Thyroid Cancer Treatment (PDQ®): Treatment - Health Professional Information [NCI] - Stage I and II Papillary and Follicular Thyroid Cancer
I131: Studies have shown that a postoperative course of therapeutic (ablative) doses of I131 results in a decreased recurrence rate among high-risk patients with papillary and follicular carcinomas. For optimal treatment with RAI, total thyroidectomy is recommended with minimal thyroid remnant remaining. With a large thyroid remnant, a low thyroglobulin level cannot be achieved, which increases the chance of requiring multiple doses of RAI.
Consideration of RAI for remnant ablation is based on pathological risk features including:
- Evaluation of the size of the primary tumor.
- The presence of lymphovascular invasion.
- Capsule invasion.
- The number of involved lymph nodes.
RAI may be given with one of two methods of thyrotropin stimulation: withdrawal of thyroid hormone or recombinant human thyrotropin (rhTSH). Administered rhTSH maintains quality of life and reduces the radiation dose delivered to the body compared with thyroid hormone withdrawal. Patients presenting with papillary thyroid microcarcinomas (tumors <10 mm), which are considered to be very low risk, have an excellent prognosis when treated surgically, and additional therapy with I131 would not be expected to improve the prognosis.
The role of RAI in low-risk patients is not clear because disease-free survival (DFS) or overall survival (OS) benefits have not been demonstrated. One study reviewed 1,298 patients from the French Thyroid Cancer Registry. Patients were identified as having low-risk papillary or follicular cancer as they are defined by the American Thyroid Association and the European Thyroid Association criteria:
- Complete tumor resection.
- Multifocal pT1 <1 cm.
- pT1 >1 cm.
- pT2, pN0, pM0 (American Joint Committee on Cancer/Union Internationale Contre le Cancer [AJCC/UICC]) corresponds to stage I for patients younger than 45 years old.

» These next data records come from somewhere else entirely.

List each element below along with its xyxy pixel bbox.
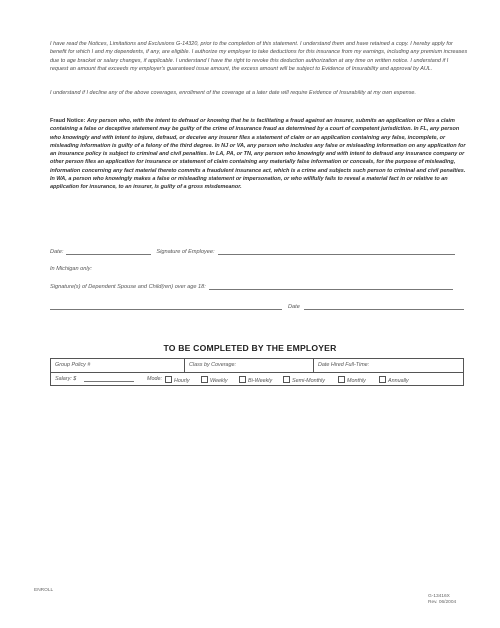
employer-row-1 [51,359,463,373]
dependent-signature-label: Signature(s) of Dependent Spouse and Child(ren) over age 18: [50,284,206,290]
mode-annually[interactable]: Annually [379,376,409,384]
fraud-notice-body: Any person who, with the intent to defraud or knowing that he is facilitating a fraud against an insurer, submits an application or files a claim containing a false or deceptive statement may be guilty of the crime of insurance fraud as determined by a court of competent jurisdiction. In FL, any person who knowingly and with intent to injure, defraud, or deceive any insurer files a statement of claim or an application containing any false, incomplete, or misleading information is guilty of a felony of the third degree. In NJ or VA, any person who includes any false or misleading information on any application for an insurance policy is subject to criminal and civil penalties. In LA, PA, or TN, any person who knowingly and with intent to defraud any insurance company or other person files an application for insurance or statement of claim containing any materially false information or conceals, for the purpose of misleading, information concerning any fact material thereto commits a fraudulent insurance act, which is a crime and subjects such person to criminal and civil penalties. In WA, a person who knowingly makes a false or misleading statement or impersonation, or who willfully fails to reveal a material fact in or relative to an application for insurance, to an insurer, is guilty of a gross misdemeanor. [50,118,466,191]
mode-weekly[interactable]: Weekly [201,376,228,384]
checkbox-icon[interactable] [338,376,345,383]
class-coverage-label: Class by Coverage: [189,362,237,368]
date2-field[interactable] [304,303,464,310]
date-label: Date: [50,249,64,255]
date2-label: Date [288,304,300,310]
michigan-label: In Michigan only: [50,266,92,272]
acknowledgement-paragraph: I have read the Notices, Limitations and Exclusions G-14320, prior to the completion of this statement. I understand them and have retained a copy. I hereby apply for benefit for which I and my dependents, if any, are eligible. I authorize my employer to take deductions for this insurance from my earnings, including any premium increases due to age bracket or salary changes, if applicable. I understand I have the right to revoke this deduction authorization at any time on written notice. I understand if I request an amount that exceeds my employer's guaranteed issue amount, the excess amount will be subject to Evidence of Insurability and approval by AUL. [50,41,468,73]
checkbox-icon[interactable] [201,376,208,383]
dependent-signature-field-2[interactable] [50,303,282,310]
employer-section-heading: TO BE COMPLETED BY THE EMPLOYER [163,343,337,353]
checkbox-icon[interactable] [165,376,172,383]
mode-monthly[interactable]: Monthly [338,376,366,384]
fraud-notice [50,117,470,192]
decline-paragraph: I understand if I decline any of the above coverages, enrollment of the coverage at a later date will require Evidence of Insurability at my own expense. [50,90,417,96]
date-field[interactable] [66,248,151,255]
form-number: G-13416X [428,594,450,599]
employee-signature-label: Signature of Employee: [156,249,215,255]
salary-field[interactable] [84,375,134,382]
employee-signature-row [50,248,455,255]
group-policy-cell[interactable] [51,359,185,372]
mode-hourly[interactable]: Hourly [165,376,190,384]
salary-label: Salary: $ [55,376,77,382]
group-policy-label: Group Policy # [55,362,91,368]
footer-left: ENROLL [34,588,54,593]
employer-row-2 [51,372,463,386]
employer-table [50,358,464,386]
date-hired-label: Date Hired Full-Time: [318,362,370,368]
checkbox-icon[interactable] [283,376,290,383]
dependent-signature-row [50,283,453,290]
employee-signature-field[interactable] [218,248,455,255]
form-revision: Rev. 06/2004 [428,600,457,605]
mode-label: Mode: [147,376,162,382]
date-hired-cell[interactable] [314,359,464,372]
michigan-row [50,266,92,272]
mode-biweekly[interactable]: Bi-Weekly [239,376,272,384]
checkbox-icon[interactable] [239,376,246,383]
class-coverage-cell[interactable] [185,359,314,372]
fraud-notice-label: Fraud Notice: [50,118,86,124]
mode-semimonthly[interactable]: Semi-Monthly [283,376,325,384]
dependent-date-row [50,303,464,310]
dependent-signature-field[interactable] [209,283,453,290]
checkbox-icon[interactable] [379,376,386,383]
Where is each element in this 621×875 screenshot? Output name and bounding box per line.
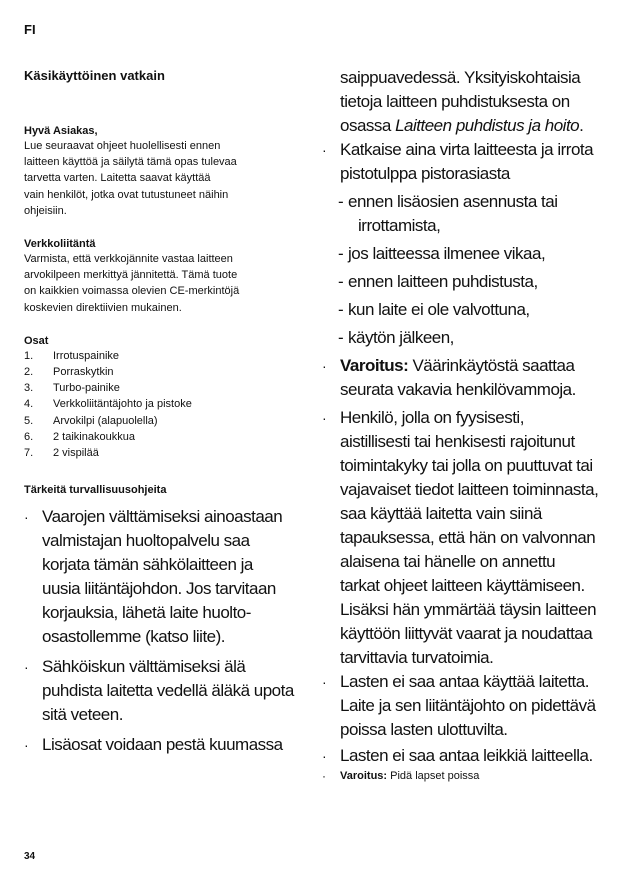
bullet-unplug: · Katkaise aina virta laitteesta ja irrota pistotulppa pistorasiasta bbox=[322, 140, 594, 183]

- pT2, pN0, pM0 (AJCC/UICC) corresponds to stages 1 and 2 for patients older than 45 years old.
- pT1 and pT2 without lymph node dissection (Nx).
Of the 1,298 patients, 911 patients received RAI after surgery, and 387 patients did not receive RAI after surgery. Follow-up period was 10.3 years; in multivariate analyses, there were no differences in OS (P = .243) or DFS (P = .2659), according to RAI use.